Autre objection ; ou m'a dit : Vous n'avez pas besoin de cette protection, puisqu'il y a la sauvegarde du jury ; l'historien est un écrivain, et il tombe sous l'application des lois sur la presse ; en matière de presse, c'est le jury seul qui juge, par conséquent la protection sera plus grande que devant les tribunaux correctionnels,

Mais en matière d'histoire vous n'auriez pas à vous occuper que de la presse, des brochures et des journaux. Vous vous trouverez en présence du droit sacré du prédicateur dans sa chaire, du professeur dans son cours, de l'avocat dans sa plaidoirie. La sauvegarde du jury sera donc illusoire dans le plus grand nombre des cas, et je ne puis m'en contenter.

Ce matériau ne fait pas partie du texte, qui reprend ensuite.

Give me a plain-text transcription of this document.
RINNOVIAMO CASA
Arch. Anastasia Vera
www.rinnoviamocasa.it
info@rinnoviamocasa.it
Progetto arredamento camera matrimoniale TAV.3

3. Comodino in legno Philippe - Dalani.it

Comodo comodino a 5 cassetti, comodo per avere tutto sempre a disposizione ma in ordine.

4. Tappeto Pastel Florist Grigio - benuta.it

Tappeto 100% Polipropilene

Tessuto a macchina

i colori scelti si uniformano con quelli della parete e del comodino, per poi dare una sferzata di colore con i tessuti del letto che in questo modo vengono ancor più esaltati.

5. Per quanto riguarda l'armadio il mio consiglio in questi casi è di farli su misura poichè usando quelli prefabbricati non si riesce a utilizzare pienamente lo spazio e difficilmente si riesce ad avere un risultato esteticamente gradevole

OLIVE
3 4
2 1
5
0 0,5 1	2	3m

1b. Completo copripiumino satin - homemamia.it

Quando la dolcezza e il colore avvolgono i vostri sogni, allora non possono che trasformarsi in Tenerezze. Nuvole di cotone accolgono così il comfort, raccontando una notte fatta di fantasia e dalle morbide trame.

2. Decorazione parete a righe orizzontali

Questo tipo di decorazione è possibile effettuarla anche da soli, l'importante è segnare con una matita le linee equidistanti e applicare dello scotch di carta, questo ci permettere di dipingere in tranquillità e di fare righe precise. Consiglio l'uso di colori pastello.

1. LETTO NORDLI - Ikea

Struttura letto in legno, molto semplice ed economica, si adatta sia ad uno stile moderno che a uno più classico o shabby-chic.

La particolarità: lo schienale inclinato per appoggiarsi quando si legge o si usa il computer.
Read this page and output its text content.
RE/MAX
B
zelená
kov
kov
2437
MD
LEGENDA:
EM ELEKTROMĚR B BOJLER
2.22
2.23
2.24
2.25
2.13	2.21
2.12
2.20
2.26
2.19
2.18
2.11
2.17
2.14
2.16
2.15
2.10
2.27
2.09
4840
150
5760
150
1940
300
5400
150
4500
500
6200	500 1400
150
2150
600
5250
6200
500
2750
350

On m'a dit aussi : Vous n'avez pas besoin de cette protection ; quand il s'agit d’hommes publics, le droit de l’historien reste entier. L'homme public n'est pas plus sacré, lorsque trois générations se sont écoulées depuis sa mort, que le lendemain de sa mort ou même de son vivant.

On a évidemment le droit de le discuter ; il est du domaine de la publicité, soit, mais les vivants sont seuls juges de leur honneur ; le mort d'hier laisse après lui des intérêts sacrés, des affections qui le protègent ; tandis que celui qui est mort il y a deux siècles ne laisse pour le défendre que la vanité de ses arrière-neveux.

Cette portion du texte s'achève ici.